Being part of a company that merges with or, even more harrowing, is acquired by another company can be a nerve-wracking experience. You may have hard-won improvements in your work environment thanks to implementing agile practices and worry that the new company culture won't support them. Worse, the new company may profess to "do agile" too but what they do looks very different than anything you associated with true agility. How can this new blended corporate family learn to work together?
In fact, there are a number of things you can do to start to build bridges between the two disparate cultures. First, remember a tenant from Steven Covey's "The 7 Habits of Highly Effective People": first seek to understand, then to be understood. If you go in telling the other side all the things they are doing wrong, or worse, tell them they are not doing "real" agile, you will trigger all their defense mechanisms and they will not be open to hearing anything else you have to say. Instead, ask questions and make observations. Ask them how they got started with agile, what they like best about it and where they still struggle. Listen to their answers without judgment. If there is something they do well and you admire them for it, say so. These kinds of conversations can open the way to sharing your own experiences and ideas as you and your new coworkers get to know one another better.
It is also important to connect with your new colleagues at a personal level. One of my clients whose much smaller organization was acquired by a larger company sponsored a series of after-work events to get to know one another. Part of those relaxed and friendly conversations, over hors d`oeuvres and drinks, was to talk about how they used agile practices like Scrum to vastly improve how they managed their technology projects. Another client created a short presentation on all the mistakes they made doing their agile transformation. They cheerfully reiterate their mess-ups to new teams looking to try agile in hopes that the newbies can learn from their mistakes. In each case, my clients took the time to get to know their new colleagues as people before they started offering suggestions. And even when advice did come, it was more in the form of "Here's what we did and how it worked for us" rather than "What you are doing is wrong and you should change."
Finally, resist the urge to wall yourself off. You have lots of trust in your current colleagues and it can be tempting to say "These new guys just don't understand us - we need to stick together!" This can create a siege-mentality culture, making you insular and not open to change or new ideas. Remember - that trust you have in your current colleagues didn't come overnight. It was the product of positive experiences over months and maybe years. But if you never give your new colleagues a chance to earn that trust, the relationship is doomed before it even gets started.

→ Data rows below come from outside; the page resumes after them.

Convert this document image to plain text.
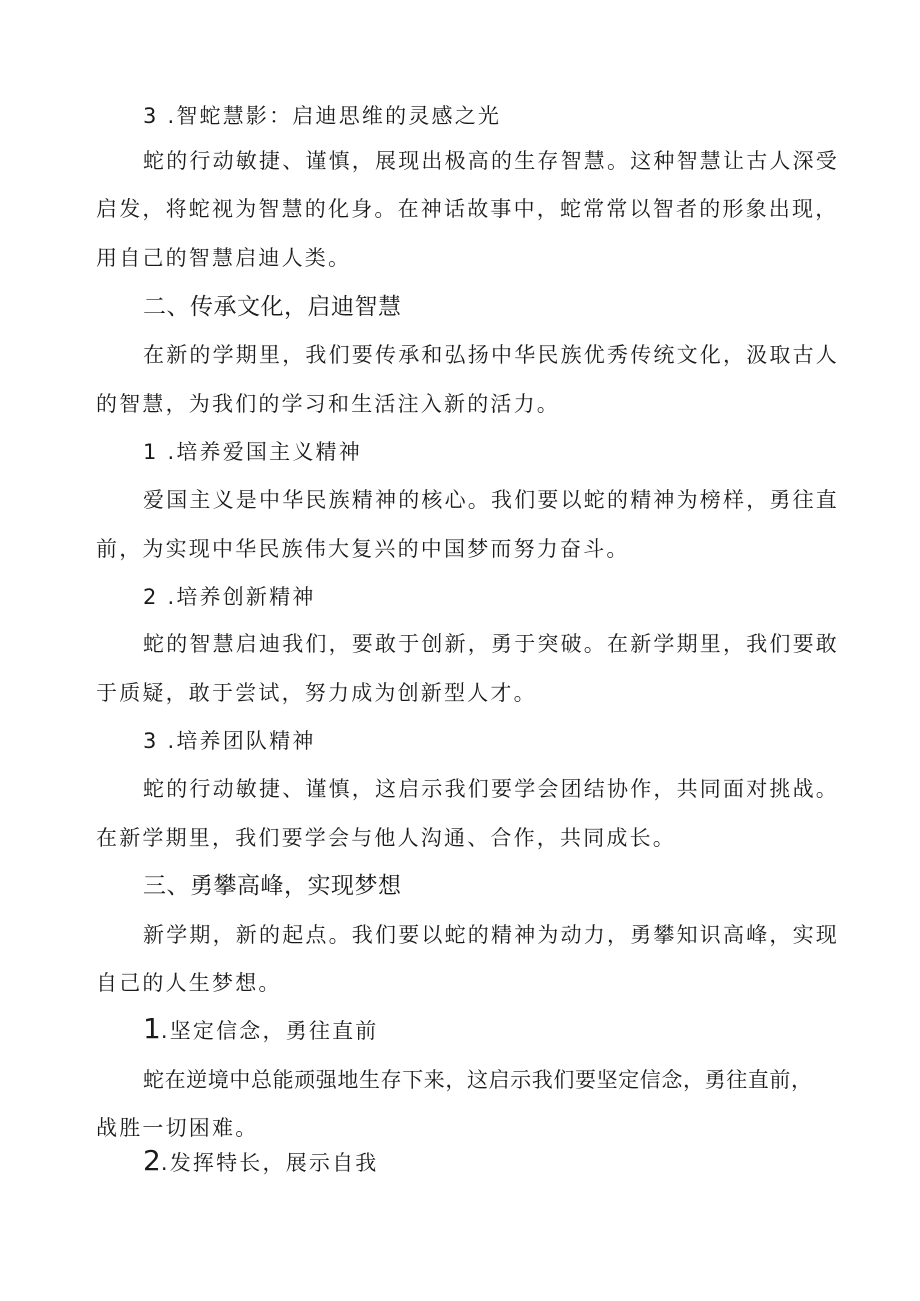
3 .智蛇慧影：启迪思维的灵感之光
蛇的行动敏捷、谨慎，展现出极高的生存智慧。这种智慧让古人深受
启发，将蛇视为智慧的化身。在神话故事中，蛇常常以智者的形象出现，
用自己的智慧启迪人类。
二、传承文化，启迪智慧
在新的学期里，我们要传承和弘扬中华民族优秀传统文化，汲取古人
的智慧，为我们的学习和生活注入新的活力。
1 .培养爱国主义精神
爱国主义是中华民族精神的核心。我们要以蛇的精神为榜样，勇往直
前，为实现中华民族伟大复兴的中国梦而努力奋斗。
2 .培养创新精神
蛇的智慧启迪我们，要敢于创新，勇于突破。在新学期里，我们要敢
于质疑，敢于尝试，努力成为创新型人才。
3 .培养团队精神
蛇的行动敏捷、谨慎，这启示我们要学会团结协作，共同面对挑战。
在新学期里，我们要学会与他人沟通、合作，共同成长。
三、勇攀高峰，实现梦想
新学期，新的起点。我们要以蛇的精神为动力，勇攀知识高峰，实现
自己的人生梦想。
1.坚定信念，勇往直前
蛇在逆境中总能顽强地生存下来，这启示我们要坚定信念，勇往直前，
战胜一切困难。
2.发挥特长，展示自我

Look for opportunities to work on projects with your new colleagues and note where conflicts or differences of approach exist. These can be openings for discussion. Do not discount that, even though you disagree with some of their practices, your new coworkers might have a few good ideas. But you will never know if you don’t at least hear them out.
Blended agile families can and do work out, even when the two cultures coming together start off very far apart. But like all good relationships they do not form overnight. A little patience and willingness to listen and learn will go a long ways towards building a future of mutual trust and respect.